Oliva s'était livrée sans réserve: Beausire, la police, elle avait tout avoué.
Jeanne s'était donnée pour une fille de qualité, vivant avec un amant à l'insu de sa famille.
L'une savait tout, l'autre ignorait tout; telle était l'amitié jurée entre ces deux femmes.
À dater de ce jour, elles n'eurent plus besoin de l'arbalète, ni même du fil, Jeanne avait sa clef. Elle faisait descendre Oliva selon son caprice.
Un souper fin, une furtive promenade étaient les appâts auxquels Oliva se laissait toujours prendre.
– Monsieur de Cagliostro ne découvre-t-il rien? demandait Jeanne, inquiète parfois.
– Lui! en vérité, je lui dirais qu'il ne voudrait pas me croire, répondait Oliva.
Huit jours de ces escapades nocturnes firent une habitude, un besoin et bien plus un plaisir. Au bout de huit jours, le nom de Jeanne se trouvait sur les lèvres d'Oliva bien plus souvent que ne s'y était jamais trouvé celui de Gilbert et celui de Beausire.
Chapitre LXV
Le rendez-vous
À peine monsieur de Charny était-il arrivé dans ses terres, et renfermé chez lui après les premières visites, que le médecin lui ordonna de ne plus recevoir personne, et de garder l'appartement, consigne qui fut exécutée avec une telle rigueur, que pas un habitant du canton n'aperçut plus le héros de ce combat naval qui avait fait tant de bruit par toute la France, et que les jeunes filles essayaient toutes de voir, parce qu'il était notoirement brave, et qu'on le disait beau.
Charny n'était pourtant pas aussi malade de corps qu'on le disait. Il n'avait de mal qu'au cœur et à la tête, mais quel mal, bon Dieu! une douleur aiguë, incessante, impitoyable, la douleur d'un souvenir qui brûlait, la douleur d'un regret qui déchirait.
L'amour n'est qu'une nostalgie: l'absent pleure un paradis idéal, au lieu de pleurer une patrie matérielle, et encore, peut-on admettre, si friand que l'on soit de poésie, que la femme bien-aimée ne soit pas un paradis un peu plus matériel que celui des anges.
Monsieur de Charny n'y tint pas trois jours. Furieux de voir tous ses rêves déflorés par l'impossibilité, effacés par l'espace, il fit courir par tout le canton l'ordonnance du médecin que nous avons rapportée; puis, confiant la garde de ses portes à un serviteur éprouvé, Olivier partit la nuit de son manoir, sur un cheval bien doux et bien rapide.

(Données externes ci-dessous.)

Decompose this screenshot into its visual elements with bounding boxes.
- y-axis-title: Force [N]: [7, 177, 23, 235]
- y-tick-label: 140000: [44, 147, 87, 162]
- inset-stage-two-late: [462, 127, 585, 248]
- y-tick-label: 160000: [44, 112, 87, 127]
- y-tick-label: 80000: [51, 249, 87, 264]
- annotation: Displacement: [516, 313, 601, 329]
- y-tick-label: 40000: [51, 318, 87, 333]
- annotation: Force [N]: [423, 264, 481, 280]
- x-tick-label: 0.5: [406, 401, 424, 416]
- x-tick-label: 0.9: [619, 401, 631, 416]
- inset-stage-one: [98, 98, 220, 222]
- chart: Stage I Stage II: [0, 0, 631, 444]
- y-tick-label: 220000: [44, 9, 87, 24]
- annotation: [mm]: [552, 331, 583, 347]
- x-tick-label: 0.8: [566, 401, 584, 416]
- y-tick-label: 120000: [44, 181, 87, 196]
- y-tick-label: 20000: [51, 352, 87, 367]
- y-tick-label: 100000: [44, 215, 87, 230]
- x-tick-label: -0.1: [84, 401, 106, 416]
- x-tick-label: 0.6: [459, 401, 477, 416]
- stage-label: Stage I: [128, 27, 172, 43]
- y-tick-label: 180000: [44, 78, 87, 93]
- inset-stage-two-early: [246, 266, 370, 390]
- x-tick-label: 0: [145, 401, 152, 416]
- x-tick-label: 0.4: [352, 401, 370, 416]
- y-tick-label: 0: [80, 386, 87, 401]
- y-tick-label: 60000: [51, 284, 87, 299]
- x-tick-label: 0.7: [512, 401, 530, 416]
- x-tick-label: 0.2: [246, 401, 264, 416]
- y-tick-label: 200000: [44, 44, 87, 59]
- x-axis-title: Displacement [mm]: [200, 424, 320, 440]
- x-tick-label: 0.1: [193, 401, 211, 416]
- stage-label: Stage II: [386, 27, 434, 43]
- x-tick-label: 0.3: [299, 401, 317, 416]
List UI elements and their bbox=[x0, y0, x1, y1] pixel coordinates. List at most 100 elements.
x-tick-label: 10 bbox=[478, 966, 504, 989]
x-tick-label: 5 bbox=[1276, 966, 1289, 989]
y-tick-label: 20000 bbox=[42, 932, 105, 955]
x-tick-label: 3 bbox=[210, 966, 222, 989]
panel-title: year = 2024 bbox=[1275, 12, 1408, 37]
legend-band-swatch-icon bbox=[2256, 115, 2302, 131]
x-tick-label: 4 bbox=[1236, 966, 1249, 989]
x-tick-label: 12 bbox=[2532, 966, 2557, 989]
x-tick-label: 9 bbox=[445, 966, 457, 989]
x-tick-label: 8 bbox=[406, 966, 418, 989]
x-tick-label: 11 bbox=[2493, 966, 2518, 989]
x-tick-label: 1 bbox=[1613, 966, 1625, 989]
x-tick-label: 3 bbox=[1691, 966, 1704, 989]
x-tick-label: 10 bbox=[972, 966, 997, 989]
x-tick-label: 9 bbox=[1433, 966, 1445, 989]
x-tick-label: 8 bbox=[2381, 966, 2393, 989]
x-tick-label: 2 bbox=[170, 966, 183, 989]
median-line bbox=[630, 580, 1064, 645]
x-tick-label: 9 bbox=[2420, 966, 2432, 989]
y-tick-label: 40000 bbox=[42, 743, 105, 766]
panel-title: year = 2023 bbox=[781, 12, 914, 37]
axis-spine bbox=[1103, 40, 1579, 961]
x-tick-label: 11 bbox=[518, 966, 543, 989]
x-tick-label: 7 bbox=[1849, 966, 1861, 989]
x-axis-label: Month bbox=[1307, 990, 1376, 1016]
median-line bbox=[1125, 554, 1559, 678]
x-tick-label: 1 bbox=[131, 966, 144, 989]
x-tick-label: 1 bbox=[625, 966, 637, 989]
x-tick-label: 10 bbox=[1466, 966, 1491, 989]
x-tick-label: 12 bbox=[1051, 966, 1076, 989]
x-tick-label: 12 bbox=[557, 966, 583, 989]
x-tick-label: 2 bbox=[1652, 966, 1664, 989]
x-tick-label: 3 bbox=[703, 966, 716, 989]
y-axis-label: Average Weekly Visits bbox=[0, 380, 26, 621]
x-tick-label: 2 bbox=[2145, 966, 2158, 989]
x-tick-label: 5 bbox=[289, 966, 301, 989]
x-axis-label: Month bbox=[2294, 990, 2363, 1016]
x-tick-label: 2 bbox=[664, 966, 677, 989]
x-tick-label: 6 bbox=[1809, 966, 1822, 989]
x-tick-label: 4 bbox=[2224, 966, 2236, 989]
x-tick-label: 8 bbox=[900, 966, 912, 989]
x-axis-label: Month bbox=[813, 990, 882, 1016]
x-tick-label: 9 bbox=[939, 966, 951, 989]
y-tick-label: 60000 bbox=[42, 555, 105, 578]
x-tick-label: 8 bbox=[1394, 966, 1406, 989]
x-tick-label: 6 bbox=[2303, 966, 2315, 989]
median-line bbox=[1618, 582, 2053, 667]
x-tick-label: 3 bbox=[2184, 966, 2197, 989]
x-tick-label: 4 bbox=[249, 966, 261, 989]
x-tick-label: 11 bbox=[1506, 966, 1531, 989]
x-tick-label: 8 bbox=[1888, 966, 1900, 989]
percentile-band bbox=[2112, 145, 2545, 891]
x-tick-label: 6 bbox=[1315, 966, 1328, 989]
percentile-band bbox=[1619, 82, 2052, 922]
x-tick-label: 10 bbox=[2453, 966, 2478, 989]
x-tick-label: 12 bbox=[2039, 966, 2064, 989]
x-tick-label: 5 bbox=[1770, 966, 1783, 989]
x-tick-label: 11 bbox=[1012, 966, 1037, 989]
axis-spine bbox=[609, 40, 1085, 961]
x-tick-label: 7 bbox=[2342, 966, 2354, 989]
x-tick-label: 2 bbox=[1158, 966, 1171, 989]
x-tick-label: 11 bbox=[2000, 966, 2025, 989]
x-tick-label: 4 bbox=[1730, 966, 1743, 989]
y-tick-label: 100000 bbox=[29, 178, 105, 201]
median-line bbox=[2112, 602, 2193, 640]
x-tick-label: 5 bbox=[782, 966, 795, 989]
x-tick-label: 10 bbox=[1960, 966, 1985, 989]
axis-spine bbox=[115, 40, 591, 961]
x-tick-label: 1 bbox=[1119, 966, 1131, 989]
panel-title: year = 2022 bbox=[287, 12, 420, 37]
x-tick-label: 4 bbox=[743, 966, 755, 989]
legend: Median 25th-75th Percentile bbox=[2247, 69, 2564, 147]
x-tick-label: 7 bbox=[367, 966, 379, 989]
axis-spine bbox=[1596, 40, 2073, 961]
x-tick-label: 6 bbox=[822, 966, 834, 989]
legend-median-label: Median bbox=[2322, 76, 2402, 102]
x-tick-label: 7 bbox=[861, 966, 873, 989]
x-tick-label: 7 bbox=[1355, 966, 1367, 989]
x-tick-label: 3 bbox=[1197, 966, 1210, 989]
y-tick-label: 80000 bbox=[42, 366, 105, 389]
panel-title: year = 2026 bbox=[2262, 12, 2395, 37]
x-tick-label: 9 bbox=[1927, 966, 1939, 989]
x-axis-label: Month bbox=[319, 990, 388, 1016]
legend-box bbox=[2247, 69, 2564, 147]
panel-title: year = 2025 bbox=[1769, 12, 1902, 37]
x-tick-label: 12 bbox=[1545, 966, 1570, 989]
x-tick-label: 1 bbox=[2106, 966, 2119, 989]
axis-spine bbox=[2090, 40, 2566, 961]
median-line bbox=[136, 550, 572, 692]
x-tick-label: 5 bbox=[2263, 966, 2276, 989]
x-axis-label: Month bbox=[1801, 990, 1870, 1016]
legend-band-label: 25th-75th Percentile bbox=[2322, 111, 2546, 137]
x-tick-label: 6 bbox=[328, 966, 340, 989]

Il était à Versailles huit heures après, louant une petite maison derrière le parc par l'entremise de son valet de chambre.
Cette maison, abandonnée depuis la mort tragique d'un des gentilshommes de la louveterie qui s'y était coupé la gorge, convenait admirablement à Charny qui voulait s'y cacher mieux que dans ses terres.
Elle était meublée proprement, avait deux portes, l'une sur une rue déserte, l'autre sur l'allée de ronde du parc; et des fenêtres du midi, Charny pouvait plonger dans les allées des Charmilles, car les fenêtres, ouvrant leurs volets entourés de vignes et de lierre, n'étaient que des portes à la hauteur d'un rez-de-chaussée peu élevé pour quiconque eût voulu sauter dans le parc royal.
Cette vicinité, déjà bien rare alors, était le privilège accordé à un inspecteur des chasses pour que, sans se déranger, il pût surveiller les daims et les faisans de Sa Majesté.
On se représentait, rien qu'à voir ces fenêtres joyeusement encadrées dans la verdure vigoureuse, le louvetier mélancolique accoudé, un soir d'automne, sur celle du milieu, tandis que les biches, faisant craquer leurs jambes grêles sur les feuilles sèches, se jouaient au fond des couverts, sous un fauve rayon du soleil couchant.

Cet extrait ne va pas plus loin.